Art. 48.São instrumentos de transparência da gestão fiscal, aos quais será dada ampla divulgação, inclusive em meios eletrônicos de acesso público: os planos, orçamentos e leis de diretrizes orçamentárias; as prestações de contas e o respectivo parecer prévio; o Relatório Resumido da Execução Orçamentária e o Relatório de Gestão Fiscal; e as versões simplificadas desses documentos.

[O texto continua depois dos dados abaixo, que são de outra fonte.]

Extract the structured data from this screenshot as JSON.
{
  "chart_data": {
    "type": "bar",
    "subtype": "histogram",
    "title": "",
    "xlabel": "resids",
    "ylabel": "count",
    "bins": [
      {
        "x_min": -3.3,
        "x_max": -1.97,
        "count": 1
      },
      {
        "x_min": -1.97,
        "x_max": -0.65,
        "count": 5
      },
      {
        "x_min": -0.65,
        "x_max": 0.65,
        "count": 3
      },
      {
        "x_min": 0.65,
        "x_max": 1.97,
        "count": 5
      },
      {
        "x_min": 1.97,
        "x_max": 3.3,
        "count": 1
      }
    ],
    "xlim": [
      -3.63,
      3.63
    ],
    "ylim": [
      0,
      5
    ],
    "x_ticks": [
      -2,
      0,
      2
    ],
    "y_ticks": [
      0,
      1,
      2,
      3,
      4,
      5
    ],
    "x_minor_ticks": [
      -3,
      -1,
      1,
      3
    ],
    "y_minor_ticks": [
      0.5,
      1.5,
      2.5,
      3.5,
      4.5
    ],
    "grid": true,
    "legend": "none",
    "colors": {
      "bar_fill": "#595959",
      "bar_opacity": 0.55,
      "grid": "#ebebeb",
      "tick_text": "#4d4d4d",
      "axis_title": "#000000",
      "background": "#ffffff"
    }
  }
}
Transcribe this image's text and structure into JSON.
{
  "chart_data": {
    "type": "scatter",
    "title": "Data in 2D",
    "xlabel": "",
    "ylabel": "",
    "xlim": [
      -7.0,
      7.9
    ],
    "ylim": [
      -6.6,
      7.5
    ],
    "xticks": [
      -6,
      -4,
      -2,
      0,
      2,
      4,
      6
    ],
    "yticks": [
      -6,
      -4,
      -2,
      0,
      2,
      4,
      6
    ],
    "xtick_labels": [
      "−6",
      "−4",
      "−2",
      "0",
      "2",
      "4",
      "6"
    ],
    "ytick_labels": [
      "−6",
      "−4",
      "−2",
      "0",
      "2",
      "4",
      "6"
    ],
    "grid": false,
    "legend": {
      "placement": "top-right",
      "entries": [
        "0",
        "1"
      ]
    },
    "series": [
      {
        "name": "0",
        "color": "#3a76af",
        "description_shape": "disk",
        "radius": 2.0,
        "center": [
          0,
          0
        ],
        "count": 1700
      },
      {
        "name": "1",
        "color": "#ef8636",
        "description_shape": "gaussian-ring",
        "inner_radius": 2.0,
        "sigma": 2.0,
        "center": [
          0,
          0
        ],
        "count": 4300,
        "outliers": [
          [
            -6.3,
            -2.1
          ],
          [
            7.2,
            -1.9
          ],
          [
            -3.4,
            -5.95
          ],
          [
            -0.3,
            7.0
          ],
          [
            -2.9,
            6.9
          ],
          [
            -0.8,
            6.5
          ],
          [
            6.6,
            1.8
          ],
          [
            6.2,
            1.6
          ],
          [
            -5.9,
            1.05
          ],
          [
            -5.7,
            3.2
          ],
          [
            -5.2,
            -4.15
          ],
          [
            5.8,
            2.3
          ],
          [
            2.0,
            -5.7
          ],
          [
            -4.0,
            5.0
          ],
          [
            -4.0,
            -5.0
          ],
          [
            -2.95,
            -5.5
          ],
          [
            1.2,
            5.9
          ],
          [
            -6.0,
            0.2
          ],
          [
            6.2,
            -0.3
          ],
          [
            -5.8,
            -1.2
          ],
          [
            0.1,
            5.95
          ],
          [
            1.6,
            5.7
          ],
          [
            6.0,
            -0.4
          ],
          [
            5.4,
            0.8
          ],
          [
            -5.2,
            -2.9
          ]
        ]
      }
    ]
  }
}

Parágrafo único. A transparência será assegurada também mediante:

I – incentivo à participação popular e realização de audiências públicas, durante os processos de elaboração e discussão dos planos, lei de diretrizes orçamentárias e orçamentos;

II – liberação ao pleno conhecimento e acompanhamento da sociedade, em tempo real, de informações pormenorizadas sobre a execução orçamentária e financeira, em meios eletrônicos de acesso público;

III – adoção de sistema integrado de administração financeira e controle, que atenda a padrão mínimo de qualidade estabelecido pelo Poder Executivo da União e ao disposto no art. 48-A.

Art. 48-A. Para os fins a que se refere o inciso II do parágrafo único do art. 48, os entes da Federação disponibilizarão a qualquer pessoa física ou jurídica o acesso a informações referentes a:

I – quanto à despesa: todos os atos praticados pelas unidades gestoras no decorrer da execução da despesa, no momento de sua realização, com a disponibilização mínima dos dados referentes ao número do correspondente processo, ao bem fornecido ou ao serviço prestado, à pessoa física ou jurídica beneficiária do pagamento e, quando for o caso, ao procedimento licitatório realizado;

II – quanto à receita: o lançamento e o recebimento de toda a receita das unidades gestoras, inclusive referente a recursos extraordinários.

De modo a definir claramente como deve se dar essa transparência, no âmbito governamental, dando concretude a essa questão, ainda que a lei citada careça de parâmetros escalonados, tratando ainda a questão da transparência de forma absoluta.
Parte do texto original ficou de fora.